Broker-dealers will receive commissions, concessions or discounts from the
Selling Shareholders and/or the purchasers of the Shares in amounts to be
negotiated immediately prior to the sale. In addition, any Shares covered by
this Prospectus which qualify for sale pursuant to Rule 144 under the Securities
Act may be sold under Rule 144 rather than pursuant to this Prospectus.

     The Selling Shareholders and any broker-dealer who acts in connection with
the sale of the Shares hereunder may be deemed to be "underwriters" within the
meaning of Section 2(11) of the Securities Act, and any compensation received by
them and any profit on any resale of the Shares as principals might be deemed to
be underwriting discounts and commissions under the Securities Act.

     In order to comply with the securities laws of certain states, if
applicable, the Shares may be sold only through registered or licensed brokers
or dealers. In addition, in certain states, the Shares may not be sold unless
they have been registered or qualified for sale in such states or an exemption
from such registration or qualification requirement is available and is complied
with.

     Pursuant to the Registration Rights between the Company and the Selling
Shareholders, the Company has filed the Registration Statement, of which this
Prospectus forms a part, with respect to the sale of the Shares. The Company has
agreed to use its reasonable efforts to keep the Registration Statement
continuously effective until the Shareholders are eligible to sell the Shares
under Rule 144 promulgated under the Securities Act.

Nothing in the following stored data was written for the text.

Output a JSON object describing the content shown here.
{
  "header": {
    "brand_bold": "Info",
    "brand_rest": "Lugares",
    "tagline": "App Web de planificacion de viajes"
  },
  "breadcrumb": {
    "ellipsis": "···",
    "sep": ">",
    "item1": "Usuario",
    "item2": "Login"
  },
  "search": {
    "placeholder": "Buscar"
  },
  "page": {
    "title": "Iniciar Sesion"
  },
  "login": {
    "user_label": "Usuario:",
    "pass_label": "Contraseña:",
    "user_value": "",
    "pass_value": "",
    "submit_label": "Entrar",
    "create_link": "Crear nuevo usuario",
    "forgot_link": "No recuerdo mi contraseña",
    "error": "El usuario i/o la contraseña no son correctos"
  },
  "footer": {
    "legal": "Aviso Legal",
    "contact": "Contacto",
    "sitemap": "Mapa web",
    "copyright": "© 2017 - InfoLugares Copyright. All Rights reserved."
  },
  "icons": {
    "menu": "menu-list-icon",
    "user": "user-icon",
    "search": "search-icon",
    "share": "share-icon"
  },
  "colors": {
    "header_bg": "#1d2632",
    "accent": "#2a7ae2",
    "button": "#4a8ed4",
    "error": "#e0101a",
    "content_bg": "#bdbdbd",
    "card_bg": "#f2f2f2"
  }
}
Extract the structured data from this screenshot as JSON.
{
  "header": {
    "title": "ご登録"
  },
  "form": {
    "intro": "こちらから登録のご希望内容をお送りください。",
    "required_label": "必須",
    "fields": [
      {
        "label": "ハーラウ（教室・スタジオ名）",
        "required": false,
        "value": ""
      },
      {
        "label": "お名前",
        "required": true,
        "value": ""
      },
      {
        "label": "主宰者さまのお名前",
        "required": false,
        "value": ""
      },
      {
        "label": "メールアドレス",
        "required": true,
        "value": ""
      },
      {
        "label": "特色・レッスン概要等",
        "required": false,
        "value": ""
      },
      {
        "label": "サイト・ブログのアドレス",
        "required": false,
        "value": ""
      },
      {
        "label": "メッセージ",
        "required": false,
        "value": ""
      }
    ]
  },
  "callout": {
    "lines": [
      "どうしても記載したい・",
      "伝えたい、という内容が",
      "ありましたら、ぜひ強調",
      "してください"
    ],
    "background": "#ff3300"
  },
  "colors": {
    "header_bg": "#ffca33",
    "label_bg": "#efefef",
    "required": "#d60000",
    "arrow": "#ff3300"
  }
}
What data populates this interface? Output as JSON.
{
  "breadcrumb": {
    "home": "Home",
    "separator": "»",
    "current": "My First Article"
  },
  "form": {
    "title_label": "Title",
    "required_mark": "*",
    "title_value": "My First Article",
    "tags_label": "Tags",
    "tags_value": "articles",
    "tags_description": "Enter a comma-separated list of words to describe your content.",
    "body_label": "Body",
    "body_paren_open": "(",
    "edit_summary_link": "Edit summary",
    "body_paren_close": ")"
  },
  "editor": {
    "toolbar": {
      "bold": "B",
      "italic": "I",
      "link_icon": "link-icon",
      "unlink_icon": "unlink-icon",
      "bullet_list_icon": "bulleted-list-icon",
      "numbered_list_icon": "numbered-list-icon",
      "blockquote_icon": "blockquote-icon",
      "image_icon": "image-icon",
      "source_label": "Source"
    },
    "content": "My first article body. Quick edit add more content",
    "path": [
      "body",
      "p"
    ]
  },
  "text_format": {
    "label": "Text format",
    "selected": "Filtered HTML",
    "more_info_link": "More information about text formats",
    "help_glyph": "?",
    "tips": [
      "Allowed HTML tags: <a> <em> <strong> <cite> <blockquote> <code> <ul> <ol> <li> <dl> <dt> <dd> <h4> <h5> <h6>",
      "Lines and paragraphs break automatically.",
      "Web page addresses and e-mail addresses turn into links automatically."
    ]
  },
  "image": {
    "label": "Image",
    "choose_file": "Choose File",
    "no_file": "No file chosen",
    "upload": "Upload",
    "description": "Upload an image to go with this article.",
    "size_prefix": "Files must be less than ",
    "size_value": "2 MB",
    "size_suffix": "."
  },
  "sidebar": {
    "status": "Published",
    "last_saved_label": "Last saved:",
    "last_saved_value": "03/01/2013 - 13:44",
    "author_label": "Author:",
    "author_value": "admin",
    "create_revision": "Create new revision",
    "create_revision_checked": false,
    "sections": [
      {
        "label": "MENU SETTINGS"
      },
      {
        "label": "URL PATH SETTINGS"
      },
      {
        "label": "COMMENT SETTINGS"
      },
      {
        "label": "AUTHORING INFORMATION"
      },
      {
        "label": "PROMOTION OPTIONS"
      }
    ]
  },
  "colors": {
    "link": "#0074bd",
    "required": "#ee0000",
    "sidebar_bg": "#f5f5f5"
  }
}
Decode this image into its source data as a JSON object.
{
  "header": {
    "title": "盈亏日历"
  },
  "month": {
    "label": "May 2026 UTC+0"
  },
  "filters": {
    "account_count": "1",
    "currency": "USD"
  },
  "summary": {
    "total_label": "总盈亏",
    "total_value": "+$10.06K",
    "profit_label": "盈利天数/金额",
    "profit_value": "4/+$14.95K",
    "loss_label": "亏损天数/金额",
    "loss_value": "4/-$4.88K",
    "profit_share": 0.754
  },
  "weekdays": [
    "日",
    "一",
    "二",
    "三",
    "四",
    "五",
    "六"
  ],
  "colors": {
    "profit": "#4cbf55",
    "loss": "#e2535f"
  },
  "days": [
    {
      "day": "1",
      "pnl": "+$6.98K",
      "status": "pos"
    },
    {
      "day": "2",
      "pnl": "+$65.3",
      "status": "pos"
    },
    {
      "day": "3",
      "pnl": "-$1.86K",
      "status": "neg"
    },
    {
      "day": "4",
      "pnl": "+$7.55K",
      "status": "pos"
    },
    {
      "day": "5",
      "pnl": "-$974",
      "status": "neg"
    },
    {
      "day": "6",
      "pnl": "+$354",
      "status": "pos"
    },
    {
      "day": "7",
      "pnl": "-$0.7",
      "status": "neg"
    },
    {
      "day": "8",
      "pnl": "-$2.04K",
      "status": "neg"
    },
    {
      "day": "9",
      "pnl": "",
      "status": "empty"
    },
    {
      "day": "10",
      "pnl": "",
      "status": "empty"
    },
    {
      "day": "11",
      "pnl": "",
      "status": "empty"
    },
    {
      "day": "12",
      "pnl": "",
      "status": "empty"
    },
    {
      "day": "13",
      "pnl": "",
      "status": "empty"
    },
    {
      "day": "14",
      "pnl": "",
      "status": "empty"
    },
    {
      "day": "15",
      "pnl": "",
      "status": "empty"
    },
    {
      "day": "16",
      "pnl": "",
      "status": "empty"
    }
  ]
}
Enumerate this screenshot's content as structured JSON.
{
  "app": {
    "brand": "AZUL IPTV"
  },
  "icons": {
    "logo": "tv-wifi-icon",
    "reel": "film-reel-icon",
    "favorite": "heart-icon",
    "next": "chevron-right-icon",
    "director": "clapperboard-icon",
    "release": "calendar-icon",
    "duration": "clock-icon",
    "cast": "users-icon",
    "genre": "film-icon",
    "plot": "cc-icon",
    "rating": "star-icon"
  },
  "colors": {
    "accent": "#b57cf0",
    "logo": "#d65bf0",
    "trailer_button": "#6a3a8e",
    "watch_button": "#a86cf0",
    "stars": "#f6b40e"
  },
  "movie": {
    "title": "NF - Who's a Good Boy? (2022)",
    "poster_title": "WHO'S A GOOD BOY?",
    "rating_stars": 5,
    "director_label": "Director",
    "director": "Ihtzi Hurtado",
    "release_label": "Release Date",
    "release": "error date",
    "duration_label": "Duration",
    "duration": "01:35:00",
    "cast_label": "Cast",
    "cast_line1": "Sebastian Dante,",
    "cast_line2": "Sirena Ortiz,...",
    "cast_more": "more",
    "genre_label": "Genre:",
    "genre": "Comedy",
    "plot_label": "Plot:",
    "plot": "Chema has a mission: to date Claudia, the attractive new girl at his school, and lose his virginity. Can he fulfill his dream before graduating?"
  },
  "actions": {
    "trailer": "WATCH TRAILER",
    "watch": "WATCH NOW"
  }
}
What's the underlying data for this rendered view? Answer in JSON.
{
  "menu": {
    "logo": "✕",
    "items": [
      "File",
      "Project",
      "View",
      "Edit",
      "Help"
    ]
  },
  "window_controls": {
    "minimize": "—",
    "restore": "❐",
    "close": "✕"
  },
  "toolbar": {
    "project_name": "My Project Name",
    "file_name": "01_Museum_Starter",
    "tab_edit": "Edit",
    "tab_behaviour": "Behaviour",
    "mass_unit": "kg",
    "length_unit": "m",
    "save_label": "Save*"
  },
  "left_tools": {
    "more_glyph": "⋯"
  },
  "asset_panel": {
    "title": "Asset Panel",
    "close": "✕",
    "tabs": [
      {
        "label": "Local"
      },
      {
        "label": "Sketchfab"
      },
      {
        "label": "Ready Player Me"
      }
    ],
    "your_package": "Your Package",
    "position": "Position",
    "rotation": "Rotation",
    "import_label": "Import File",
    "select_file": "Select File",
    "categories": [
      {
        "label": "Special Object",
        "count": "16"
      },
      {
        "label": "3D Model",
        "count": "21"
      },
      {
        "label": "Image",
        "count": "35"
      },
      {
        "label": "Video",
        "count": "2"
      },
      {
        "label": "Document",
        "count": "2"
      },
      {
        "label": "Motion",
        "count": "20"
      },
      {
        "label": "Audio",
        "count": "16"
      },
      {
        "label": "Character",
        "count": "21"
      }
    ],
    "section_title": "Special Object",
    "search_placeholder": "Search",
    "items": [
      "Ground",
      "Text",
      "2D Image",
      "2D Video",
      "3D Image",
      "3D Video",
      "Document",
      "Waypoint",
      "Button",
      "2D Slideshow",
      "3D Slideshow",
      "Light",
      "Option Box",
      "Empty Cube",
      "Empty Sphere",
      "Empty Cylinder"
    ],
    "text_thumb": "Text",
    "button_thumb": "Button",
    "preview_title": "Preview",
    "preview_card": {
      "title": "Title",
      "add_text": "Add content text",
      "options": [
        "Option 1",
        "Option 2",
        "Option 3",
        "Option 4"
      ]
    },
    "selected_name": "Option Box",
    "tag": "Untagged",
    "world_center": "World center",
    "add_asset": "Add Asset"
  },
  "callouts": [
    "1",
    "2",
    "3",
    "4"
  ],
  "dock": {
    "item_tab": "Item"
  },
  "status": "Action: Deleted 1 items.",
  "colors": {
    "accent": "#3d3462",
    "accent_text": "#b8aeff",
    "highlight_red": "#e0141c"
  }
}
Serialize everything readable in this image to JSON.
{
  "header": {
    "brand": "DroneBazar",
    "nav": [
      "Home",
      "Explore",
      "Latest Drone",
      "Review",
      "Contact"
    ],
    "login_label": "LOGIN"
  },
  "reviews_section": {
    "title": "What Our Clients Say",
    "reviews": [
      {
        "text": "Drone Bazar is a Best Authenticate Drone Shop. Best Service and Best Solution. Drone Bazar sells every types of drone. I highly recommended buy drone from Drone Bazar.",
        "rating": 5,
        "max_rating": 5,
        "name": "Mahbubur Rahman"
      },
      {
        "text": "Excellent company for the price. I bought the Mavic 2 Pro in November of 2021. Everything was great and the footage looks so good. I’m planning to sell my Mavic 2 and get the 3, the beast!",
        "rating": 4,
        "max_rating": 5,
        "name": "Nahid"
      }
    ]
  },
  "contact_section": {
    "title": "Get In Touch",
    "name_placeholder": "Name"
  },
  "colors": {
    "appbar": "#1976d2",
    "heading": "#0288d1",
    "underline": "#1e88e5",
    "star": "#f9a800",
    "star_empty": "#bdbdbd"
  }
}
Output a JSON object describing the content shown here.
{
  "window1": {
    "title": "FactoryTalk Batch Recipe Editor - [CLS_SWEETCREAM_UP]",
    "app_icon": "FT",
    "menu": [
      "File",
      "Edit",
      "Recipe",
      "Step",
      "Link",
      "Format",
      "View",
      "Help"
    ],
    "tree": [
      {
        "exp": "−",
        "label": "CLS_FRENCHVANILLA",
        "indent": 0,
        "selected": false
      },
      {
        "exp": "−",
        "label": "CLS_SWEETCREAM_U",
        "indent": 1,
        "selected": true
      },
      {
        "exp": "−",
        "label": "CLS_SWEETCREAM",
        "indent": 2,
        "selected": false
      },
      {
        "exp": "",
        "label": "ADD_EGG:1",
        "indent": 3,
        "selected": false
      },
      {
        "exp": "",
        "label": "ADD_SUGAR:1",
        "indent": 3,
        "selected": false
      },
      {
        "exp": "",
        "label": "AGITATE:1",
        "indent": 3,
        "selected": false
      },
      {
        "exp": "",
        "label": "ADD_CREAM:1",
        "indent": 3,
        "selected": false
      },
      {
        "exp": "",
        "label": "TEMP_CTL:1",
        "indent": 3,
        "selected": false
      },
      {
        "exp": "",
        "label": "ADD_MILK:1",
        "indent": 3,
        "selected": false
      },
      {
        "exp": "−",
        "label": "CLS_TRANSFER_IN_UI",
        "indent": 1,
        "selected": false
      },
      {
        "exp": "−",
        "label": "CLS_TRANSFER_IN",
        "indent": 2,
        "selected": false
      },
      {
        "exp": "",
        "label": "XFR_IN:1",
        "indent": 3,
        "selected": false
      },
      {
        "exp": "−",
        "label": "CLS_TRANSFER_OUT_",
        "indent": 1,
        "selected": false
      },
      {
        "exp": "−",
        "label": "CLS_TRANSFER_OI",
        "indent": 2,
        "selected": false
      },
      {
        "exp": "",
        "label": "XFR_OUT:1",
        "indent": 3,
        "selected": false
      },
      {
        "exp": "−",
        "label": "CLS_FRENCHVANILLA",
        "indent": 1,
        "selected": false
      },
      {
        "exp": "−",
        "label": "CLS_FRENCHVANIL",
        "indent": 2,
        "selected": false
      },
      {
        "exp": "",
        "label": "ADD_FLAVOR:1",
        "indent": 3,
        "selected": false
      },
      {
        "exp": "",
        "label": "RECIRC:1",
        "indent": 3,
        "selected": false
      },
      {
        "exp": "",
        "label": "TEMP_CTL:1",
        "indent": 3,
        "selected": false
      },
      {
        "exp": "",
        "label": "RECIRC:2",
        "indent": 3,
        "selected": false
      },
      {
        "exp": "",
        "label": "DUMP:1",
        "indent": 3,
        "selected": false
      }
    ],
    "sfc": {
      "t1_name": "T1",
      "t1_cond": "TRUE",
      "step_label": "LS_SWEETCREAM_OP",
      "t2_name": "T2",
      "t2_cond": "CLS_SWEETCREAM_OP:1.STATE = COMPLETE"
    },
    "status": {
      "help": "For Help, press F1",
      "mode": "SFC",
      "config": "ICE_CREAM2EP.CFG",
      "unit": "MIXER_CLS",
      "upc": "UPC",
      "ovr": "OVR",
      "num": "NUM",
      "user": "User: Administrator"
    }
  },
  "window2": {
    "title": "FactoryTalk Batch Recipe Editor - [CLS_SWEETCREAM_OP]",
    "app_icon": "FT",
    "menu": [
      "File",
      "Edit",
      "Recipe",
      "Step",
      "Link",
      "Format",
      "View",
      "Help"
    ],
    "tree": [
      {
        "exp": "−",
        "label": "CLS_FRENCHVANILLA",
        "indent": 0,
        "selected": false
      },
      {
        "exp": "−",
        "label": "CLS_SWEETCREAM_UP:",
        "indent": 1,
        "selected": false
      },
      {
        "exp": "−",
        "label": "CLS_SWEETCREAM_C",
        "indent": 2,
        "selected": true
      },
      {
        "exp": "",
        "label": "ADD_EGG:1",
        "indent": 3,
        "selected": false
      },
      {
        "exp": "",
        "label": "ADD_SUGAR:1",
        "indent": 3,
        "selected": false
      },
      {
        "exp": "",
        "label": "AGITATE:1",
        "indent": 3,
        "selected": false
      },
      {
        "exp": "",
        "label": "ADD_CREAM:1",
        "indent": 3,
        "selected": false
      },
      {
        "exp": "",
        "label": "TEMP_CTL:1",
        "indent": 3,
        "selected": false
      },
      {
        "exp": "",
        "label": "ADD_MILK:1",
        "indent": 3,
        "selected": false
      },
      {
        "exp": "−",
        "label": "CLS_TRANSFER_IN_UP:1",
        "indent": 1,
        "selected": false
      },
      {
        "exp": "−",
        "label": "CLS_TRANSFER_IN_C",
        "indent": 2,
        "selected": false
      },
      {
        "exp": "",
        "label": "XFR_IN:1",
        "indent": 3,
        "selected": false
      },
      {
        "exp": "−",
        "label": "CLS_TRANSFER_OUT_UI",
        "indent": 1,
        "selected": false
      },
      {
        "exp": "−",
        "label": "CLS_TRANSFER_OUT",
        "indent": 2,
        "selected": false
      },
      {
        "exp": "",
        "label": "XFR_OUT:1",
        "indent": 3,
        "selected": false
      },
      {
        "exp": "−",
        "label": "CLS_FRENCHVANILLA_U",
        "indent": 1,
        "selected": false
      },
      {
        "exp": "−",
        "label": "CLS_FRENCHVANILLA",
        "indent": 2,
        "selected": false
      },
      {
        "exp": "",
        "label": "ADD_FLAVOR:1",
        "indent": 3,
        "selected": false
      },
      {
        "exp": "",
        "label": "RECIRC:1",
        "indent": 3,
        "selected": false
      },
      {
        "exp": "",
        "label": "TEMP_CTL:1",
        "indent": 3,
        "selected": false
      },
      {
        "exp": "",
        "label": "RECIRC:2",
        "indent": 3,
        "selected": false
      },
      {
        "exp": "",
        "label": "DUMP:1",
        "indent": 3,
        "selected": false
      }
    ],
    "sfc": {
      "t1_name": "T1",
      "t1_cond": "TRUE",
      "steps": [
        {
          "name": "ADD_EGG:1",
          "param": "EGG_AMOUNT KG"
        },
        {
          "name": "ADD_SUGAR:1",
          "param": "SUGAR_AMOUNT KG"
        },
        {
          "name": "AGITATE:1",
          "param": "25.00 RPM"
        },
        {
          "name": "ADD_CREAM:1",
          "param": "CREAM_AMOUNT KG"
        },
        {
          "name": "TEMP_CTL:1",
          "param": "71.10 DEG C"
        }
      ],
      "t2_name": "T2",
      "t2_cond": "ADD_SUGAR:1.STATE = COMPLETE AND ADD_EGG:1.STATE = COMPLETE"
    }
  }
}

     Pursuant to the Merger Agreement, the Company and the Selling Shareholders
have agreed to indemnify each other for certain liabilities, including
liabilities under the Securities Act, in connection with the registration of the
Shares.

                                       5
<PAGE>
 
                           FORWARD-LOOKING STATEMENTS

     Forward-looking statements to the extent they appear in this registration
statement or are incorporated into this registration statement by reference,
including in the Description of Business and in Management's Discussion and
Analysis, reflect Management's current expectations for economic and business
growth, future revenues and profitability. Actual results may differ materially
from those expectations. Factors that could cause results to differ materially
include labor-related events, and particularly strikes, labor disputes or
increased costs of labor; fluctuations in the cost of materials; and changes in
the general economy, including unemployment levels.


                                 LEGAL MATTERS

     The legality of the Shares offered hereby is being passed upon for the
Company by Robert M. Barnes, Vice President and General Counsel for the Company.


                                    EXPERTS

     The consolidated financial statements of Unitog Company as of January 28,
1996 and January 29, 1995, and for each of the fiscal years in the three-year
period ended January 28, 1996, have been incorporated by reference herein and in
the registration statement in reliance upon the report of KPMG Peat Marwick LLP,
independent certified public accountants, incorporated by reference herein, and
upon the authority of said firm as experts in accounting and auditing.